The Tax Court appears to have taken the view that the total consideration received by Gordon Oil Company for the conveyance of its working interest in the leases and the tangible property located thereon was $3,850,000, of which $250,000 was represented by the cash payment and $3,600,000 by the reserved production payment. At least it indicated in its opinion that it did not regard the cash payment of $250,000 as the total purchase price upon which to compute Gordon Oil Company's gain or loss. The court did not, however, suggest that the reserved production payment of $3,600,000 was to be regarded as taxable income and it appears to have assumed that the petitioners were basing their claim upon the theory that a loss had been suffered upon the sale of the tangible property considered separately. We think it is clear that the facts are not susceptible to these conclusions.
It would not be correct to hold that the production payment of $3,600,000 constituted part of the purchase price paid by Morrow and Meadows to Gordon Oil Company for the conveyance by the agreement of May 7, 1951 of the working interest in the leases and the tangible property thereon. For the 85% share of the working interest from the proceeds of which this sum was to be realized was expressly excepted from the conveyance by and reserved to Gordon Oil Company. The company never parted with this interest and it, accordingly, has no bearing upon the problem of the amount of the gain or loss derived by the company from the sale of what it actually did sell and convey to Morrow and Meadows. See Palmer v. Bender, 1933, 287 U.S. 551, 53 S. Ct. 225, 77 L. Ed. 489; Thomas v. Perkins, 1937, 301 U.S. 655; Commissioner of Internal Revenue v. Fleming, 5 Cir., 1936, 82 F.2d 324; Columbia Oil & Gas Co. v. Commissioner of Internal Rev., 5 Cir., 1941, 118 F.2d 459.

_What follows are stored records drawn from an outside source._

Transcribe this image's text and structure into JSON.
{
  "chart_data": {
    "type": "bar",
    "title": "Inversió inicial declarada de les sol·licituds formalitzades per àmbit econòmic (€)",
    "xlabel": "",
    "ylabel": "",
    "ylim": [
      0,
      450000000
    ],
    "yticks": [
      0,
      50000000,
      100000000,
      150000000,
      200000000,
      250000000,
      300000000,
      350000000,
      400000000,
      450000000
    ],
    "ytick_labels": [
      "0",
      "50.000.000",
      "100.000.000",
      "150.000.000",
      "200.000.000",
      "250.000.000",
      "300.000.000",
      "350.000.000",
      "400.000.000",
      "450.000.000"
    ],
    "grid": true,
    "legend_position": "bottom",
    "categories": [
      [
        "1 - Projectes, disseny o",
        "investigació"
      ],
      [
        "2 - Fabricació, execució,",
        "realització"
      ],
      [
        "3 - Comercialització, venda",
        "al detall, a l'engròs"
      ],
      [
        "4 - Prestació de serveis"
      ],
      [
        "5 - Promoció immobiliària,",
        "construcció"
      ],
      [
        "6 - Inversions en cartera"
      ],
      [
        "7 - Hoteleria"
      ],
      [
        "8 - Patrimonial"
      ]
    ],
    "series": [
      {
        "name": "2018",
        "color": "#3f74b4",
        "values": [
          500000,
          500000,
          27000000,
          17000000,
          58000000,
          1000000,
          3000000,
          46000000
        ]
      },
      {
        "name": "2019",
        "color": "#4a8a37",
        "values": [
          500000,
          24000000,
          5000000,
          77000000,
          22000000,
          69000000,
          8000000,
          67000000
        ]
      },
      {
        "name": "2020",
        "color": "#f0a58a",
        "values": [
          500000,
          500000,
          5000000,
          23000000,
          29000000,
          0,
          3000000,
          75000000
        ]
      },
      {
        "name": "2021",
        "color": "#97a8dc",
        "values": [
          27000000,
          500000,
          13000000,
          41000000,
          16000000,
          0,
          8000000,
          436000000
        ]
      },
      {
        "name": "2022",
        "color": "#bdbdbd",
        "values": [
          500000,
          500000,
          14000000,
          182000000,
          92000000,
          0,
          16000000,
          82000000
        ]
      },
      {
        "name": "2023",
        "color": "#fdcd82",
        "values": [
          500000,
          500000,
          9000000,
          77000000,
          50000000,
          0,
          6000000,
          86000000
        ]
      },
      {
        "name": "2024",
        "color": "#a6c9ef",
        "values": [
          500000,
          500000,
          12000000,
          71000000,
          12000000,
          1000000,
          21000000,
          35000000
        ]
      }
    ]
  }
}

It is clear that the adjusted basis for determining gain or loss of all the property sold by Gordon Oil Company to Morrow and Meadows was $332,518.70. Since Gordon Oil Company's leases had been fully depleted, this figure represented the basis of the leaseholds and tangible property combined, and not merely of the tangible property alone, as the Tax Court assumed. Since the total consideration received by Gordon Oil Company upon the sale was $250,000 it becomes clear that the company suffered on the transaction the loss of $82,518.70 which it claimed.
The respondent argues that Gordon Oil Company received consideration for the property conveyed in addition to the sum of $250,000 in cash. He contends that the reserved production payment and the rights and privileges attributable thereto which are provided for in the agreement were also such consideration. We have already pointed out, however, that the production payment was not given to the company by Morrow and Meadows but was reserved by the company out of the greater interest which it already owned. The so-called visitorial privileges, rights of inspection, and other covenants contained in the agreement between Gordon Oil Company and Morrow and Meadows related to and were attributable only to the reserved production payment and form no part of the consideration for the property which Morrow and Meadows received by conveyance from the company. We conclude that the Tax Court erred in denying to the petitioners the benefit of the loss deduction which they claim.
The decisions of the Tax Court will be reversed and the causes will be remanded with directions to enter decisions in favor of the petitioners.